In H-mode, gradually decreasing triangularity from PT to NT, leads to higher frequency and smaller to vanishing ELMs, a finding crucial for the integrity of the first wall, as ELM power bursts cannot be tolerated in future large size power plant. In the eighties, NT plasma shapes weren’t popular due to the presence of MHD edge-pressure limiting instabilities. Somewhat ironically, the edge instabilities - high-n ballooning modes - are now welcome as they prevent the formation of H-mode pedestals and therefore ELMs, without adversely affecting the performance of the core plasma, as demonstrated by the recent DIII-D NT campaign. The intense development of NT is summarized in a historical review.

== Main studies ==
- Confinement studies
  - confinement as a function of the shape of the plasma (triangular, square or elongated)

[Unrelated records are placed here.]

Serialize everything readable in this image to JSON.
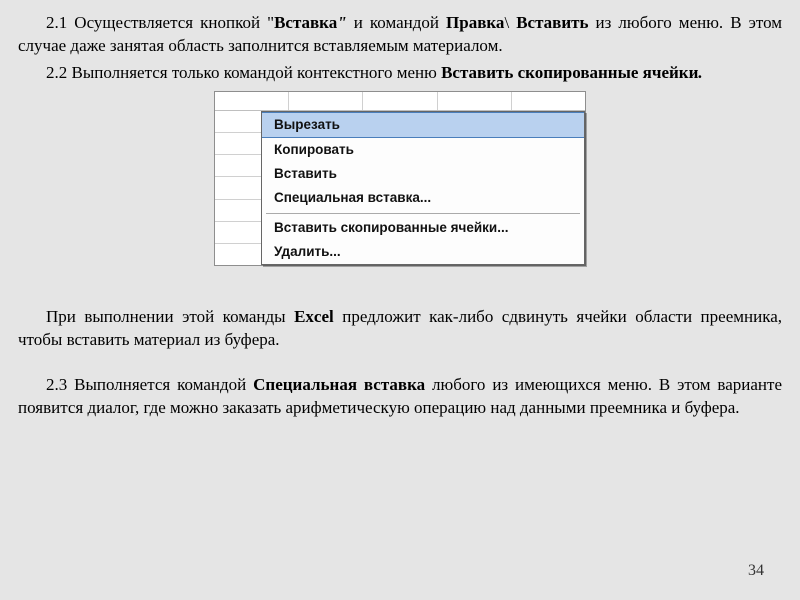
{
  "para1": {
    "lead": "2.1 Осуществляется кнопкой \"",
    "btn": "Вставка",
    "quote2": "\"",
    "mid1": " и командой ",
    "cmd1": "Правка",
    "slash": "\\",
    "cmd2": " Вставить",
    "tail": " из любого меню. В этом случае даже занятая область заполнится вставляемым материалом."
  },
  "para2": {
    "lead": "2.2 Выполняется только командой контекстного меню ",
    "cmd": "Вставить скопированные ячейки",
    "dot": "."
  },
  "menu": {
    "items": [
      "Вырезать",
      "Копировать",
      "Вставить",
      "Специальная вставка...",
      "Вставить скопированные ячейки...",
      "Удалить..."
    ]
  },
  "para3": {
    "lead": "При выполнении этой команды ",
    "excel": "Excel",
    "tail": " предложит как-либо сдвинуть ячейки области преемника, чтобы вставить материал из буфера."
  },
  "para4": {
    "lead": "2.3 Выполняется командой ",
    "cmd": "Специальная вставка",
    "tail": " любого из имеющихся меню. В этом варианте появится диалог, где можно заказать арифметическую операцию  над  данными преемника и буфера."
  },
  "page_number": "34"
}
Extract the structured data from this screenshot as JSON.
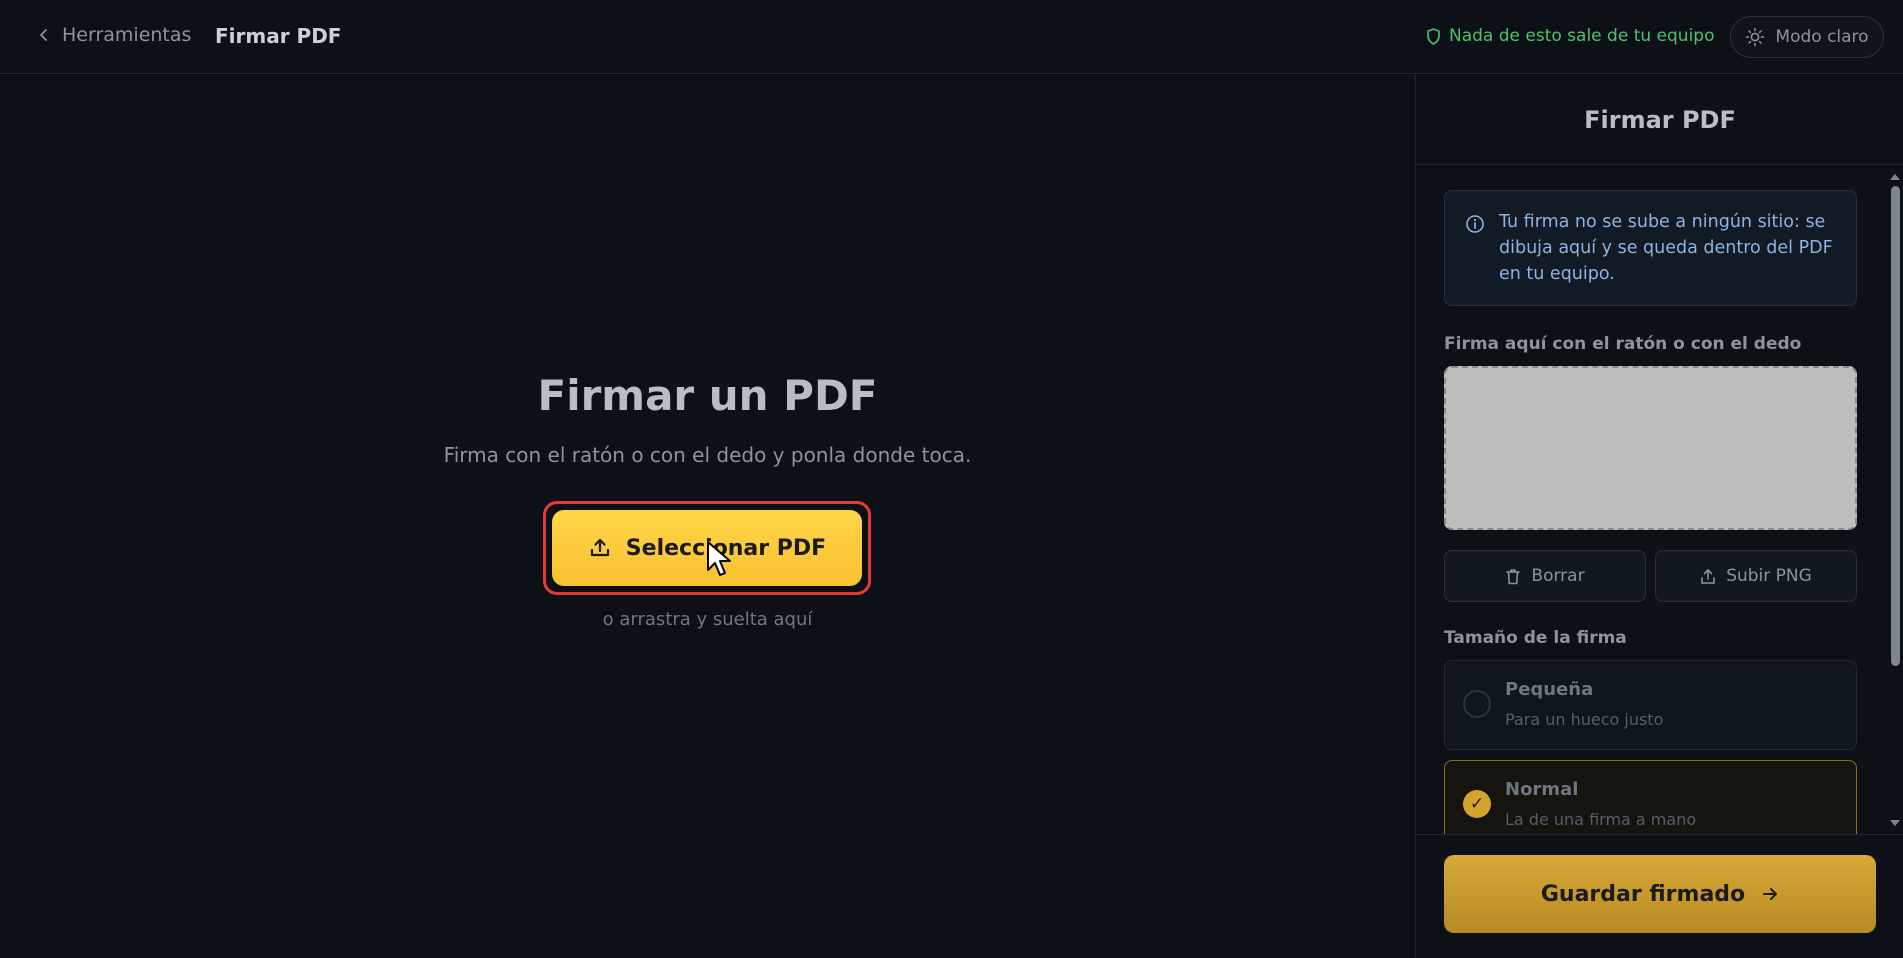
{
  "header": {
    "back_label": "Herramientas",
    "title": "Firmar PDF",
    "privacy_text": "Nada de esto sale de tu equipo",
    "theme_label": "Modo claro"
  },
  "main": {
    "title": "Firmar un PDF",
    "subtitle": "Firma con el ratón o con el dedo y ponla donde toca.",
    "select_button": "Seleccionar PDF",
    "drop_hint": "o arrastra y suelta aquí"
  },
  "panel": {
    "title": "Firmar PDF",
    "info": "Tu firma no se sube a ningún sitio: se dibuja aquí y se queda dentro del PDF en tu equipo.",
    "signature_label": "Firma aquí con el ratón o con el dedo",
    "clear_button": "Borrar",
    "upload_png_button": "Subir PNG",
    "size_label": "Tamaño de la firma",
    "size_options": [
      {
        "title": "Pequeña",
        "desc": "Para un hueco justo",
        "selected": false
      },
      {
        "title": "Normal",
        "desc": "La de una firma a mano",
        "selected": true
      }
    ],
    "save_button": "Guardar firmado"
  },
  "colors": {
    "accent": "#f8c12f",
    "privacy_green": "#4ec26b",
    "highlight_red": "#e5393a",
    "background": "#0d1117"
  },
  "icons": [
    "chevron-left-icon",
    "shield-icon",
    "sun-icon",
    "upload-icon",
    "info-icon",
    "trash-icon",
    "arrow-right-icon",
    "check-icon",
    "mouse-cursor-icon"
  ]
}
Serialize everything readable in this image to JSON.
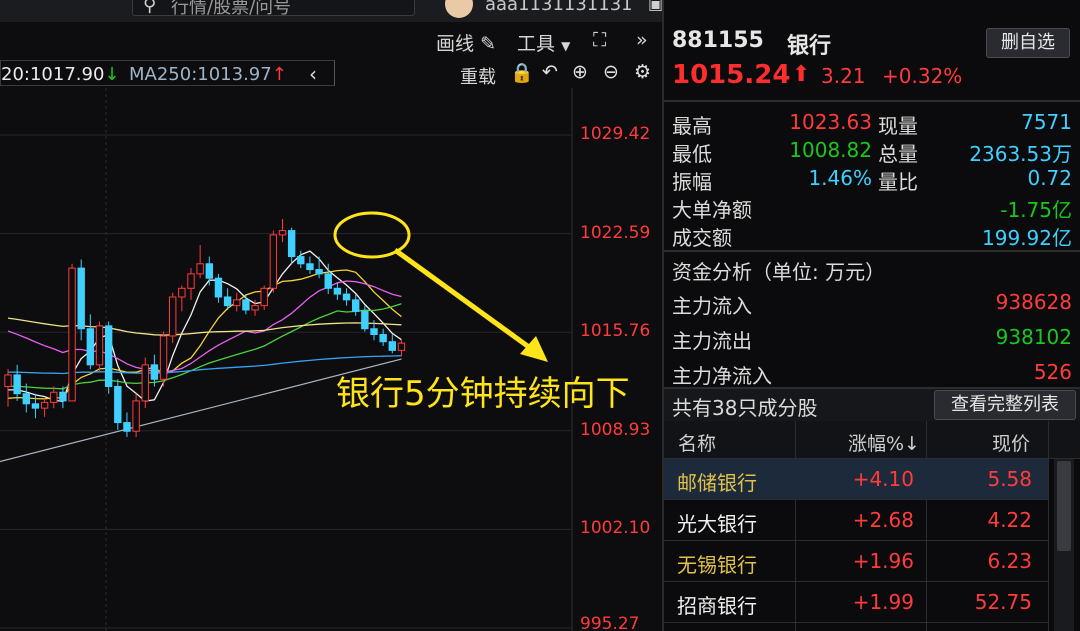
{
  "topbar": {
    "search_placeholder": "行情/股票/问号",
    "username": "aaa1131131131"
  },
  "toolbar": {
    "draw_label": "画线",
    "tools_label": "工具",
    "reload_label": "重载"
  },
  "ma": {
    "ma20_text": "20:1017.90",
    "ma20_arrow": "↓",
    "ma250_text": "MA250:1013.97",
    "ma250_arrow": "↑",
    "prev_icon": "chevron-left-icon"
  },
  "chart": {
    "price_labels": [
      "1029.42",
      "1022.59",
      "1015.76",
      "1008.93",
      "1002.10",
      "995.27"
    ],
    "annotation": "银行5分钟持续向下",
    "annotation_color": "#ffe41a",
    "up_color": "#ff3b3b",
    "down_color": "#3fd0ff"
  },
  "chart_data": {
    "type": "candlestick",
    "ylim": [
      995.27,
      1031.5
    ],
    "y_ticks": [
      1029.42,
      1022.59,
      1015.76,
      1008.93,
      1002.1,
      995.27
    ],
    "candles": [
      [
        1012.0,
        1013.2,
        1010.6,
        1012.8
      ],
      [
        1012.8,
        1013.5,
        1011.0,
        1011.5
      ],
      [
        1011.5,
        1012.2,
        1010.2,
        1010.8
      ],
      [
        1010.8,
        1011.5,
        1009.8,
        1010.5
      ],
      [
        1010.5,
        1011.2,
        1009.9,
        1010.9
      ],
      [
        1010.9,
        1012.0,
        1010.5,
        1011.6
      ],
      [
        1011.6,
        1012.0,
        1010.5,
        1011.0
      ],
      [
        1011.0,
        1020.5,
        1011.0,
        1020.2
      ],
      [
        1020.2,
        1020.8,
        1015.2,
        1016.0
      ],
      [
        1016.0,
        1017.0,
        1013.2,
        1013.5
      ],
      [
        1013.5,
        1016.5,
        1013.0,
        1016.2
      ],
      [
        1016.2,
        1016.5,
        1011.5,
        1012.0
      ],
      [
        1012.0,
        1012.5,
        1009.0,
        1009.5
      ],
      [
        1009.5,
        1010.2,
        1008.5,
        1008.9
      ],
      [
        1008.9,
        1011.5,
        1008.5,
        1011.0
      ],
      [
        1011.0,
        1014.0,
        1010.5,
        1013.5
      ],
      [
        1013.5,
        1014.2,
        1012.0,
        1012.5
      ],
      [
        1012.5,
        1015.8,
        1012.0,
        1015.5
      ],
      [
        1015.5,
        1018.5,
        1015.0,
        1018.2
      ],
      [
        1018.2,
        1019.0,
        1017.2,
        1018.8
      ],
      [
        1018.8,
        1020.2,
        1018.0,
        1019.8
      ],
      [
        1019.8,
        1021.8,
        1019.5,
        1020.5
      ],
      [
        1020.5,
        1021.0,
        1019.0,
        1019.5
      ],
      [
        1019.5,
        1019.8,
        1017.8,
        1018.2
      ],
      [
        1018.2,
        1018.8,
        1017.3,
        1017.6
      ],
      [
        1017.6,
        1018.5,
        1017.2,
        1018.0
      ],
      [
        1018.0,
        1018.4,
        1017.0,
        1017.3
      ],
      [
        1017.3,
        1018.0,
        1016.9,
        1017.6
      ],
      [
        1017.6,
        1019.0,
        1017.3,
        1018.8
      ],
      [
        1018.8,
        1022.8,
        1018.5,
        1022.5
      ],
      [
        1022.5,
        1023.6,
        1022.0,
        1022.8
      ],
      [
        1022.8,
        1023.0,
        1020.5,
        1021.0
      ],
      [
        1021.0,
        1021.4,
        1020.2,
        1020.5
      ],
      [
        1020.5,
        1021.0,
        1019.8,
        1020.1
      ],
      [
        1020.1,
        1021.0,
        1019.5,
        1019.8
      ],
      [
        1019.8,
        1020.5,
        1018.4,
        1018.8
      ],
      [
        1018.8,
        1019.2,
        1018.0,
        1018.4
      ],
      [
        1018.4,
        1018.8,
        1017.6,
        1018.0
      ],
      [
        1018.0,
        1018.4,
        1016.9,
        1017.2
      ],
      [
        1017.2,
        1017.6,
        1015.8,
        1016.0
      ],
      [
        1016.0,
        1016.6,
        1015.2,
        1015.6
      ],
      [
        1015.6,
        1016.0,
        1014.8,
        1015.1
      ],
      [
        1015.1,
        1015.6,
        1014.3,
        1014.5
      ],
      [
        1014.5,
        1015.2,
        1014.1,
        1015.0
      ]
    ]
  },
  "quote": {
    "code": "881155",
    "name": "银行",
    "del_button": "删自选",
    "price": "1015.24",
    "arrow": "⬆",
    "change": "3.21",
    "pct": "+0.32%"
  },
  "stats": [
    {
      "k1": "最高",
      "v1": "1023.63",
      "c1": "red",
      "k2": "现量",
      "v2": "7571",
      "c2": "cyan"
    },
    {
      "k1": "最低",
      "v1": "1008.82",
      "c1": "green",
      "k2": "总量",
      "v2": "2363.53万",
      "c2": "cyan"
    },
    {
      "k1": "振幅",
      "v1": "1.46%",
      "c1": "cyan",
      "k2": "量比",
      "v2": "0.72",
      "c2": "cyan"
    }
  ],
  "flow": {
    "big_net_label": "大单净额",
    "big_net_value": "-1.75亿",
    "turnover_label": "成交额",
    "turnover_value": "199.92亿",
    "analysis_title": "资金分析（单位: 万元）",
    "in_label": "主力流入",
    "in_value": "938628",
    "out_label": "主力流出",
    "out_value": "938102",
    "net_label": "主力净流入",
    "net_value": "526"
  },
  "constituents": {
    "title": "共有38只成分股",
    "view_button": "查看完整列表",
    "headers": {
      "name": "名称",
      "change": "涨幅%↓",
      "price": "现价"
    },
    "rows": [
      {
        "name": "邮储银行",
        "change": "+4.10",
        "price": "5.58",
        "name_color": "#e0c24a"
      },
      {
        "name": "光大银行",
        "change": "+2.68",
        "price": "4.22",
        "name_color": "#f0f0f0"
      },
      {
        "name": "无锡银行",
        "change": "+1.96",
        "price": "6.23",
        "name_color": "#e0c24a"
      },
      {
        "name": "招商银行",
        "change": "+1.99",
        "price": "52.75",
        "name_color": "#f0f0f0"
      }
    ]
  }
}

  - Improvement of the confinement of the core
- Studies on vertically elongated plasmas
- Studies with ECRH and ECCD (electron cyclotron resonance heating and electron cyclotron current drive)

== History ==
- 1976: First proposal for an elongated tokamak by the "New Swiss Association"
- 1985: Second proposal, with a more elongated tokamak
- 1986: Acceptance of the TCV proposal (Tokamak à Configuration Variable)
- 1992: First plasma discharge
- 1997: World record of plasma elongation (see plasma shaping)
- by August 2015 it has had a 19-month shutdown/upgrade to install its first neutral beam injector.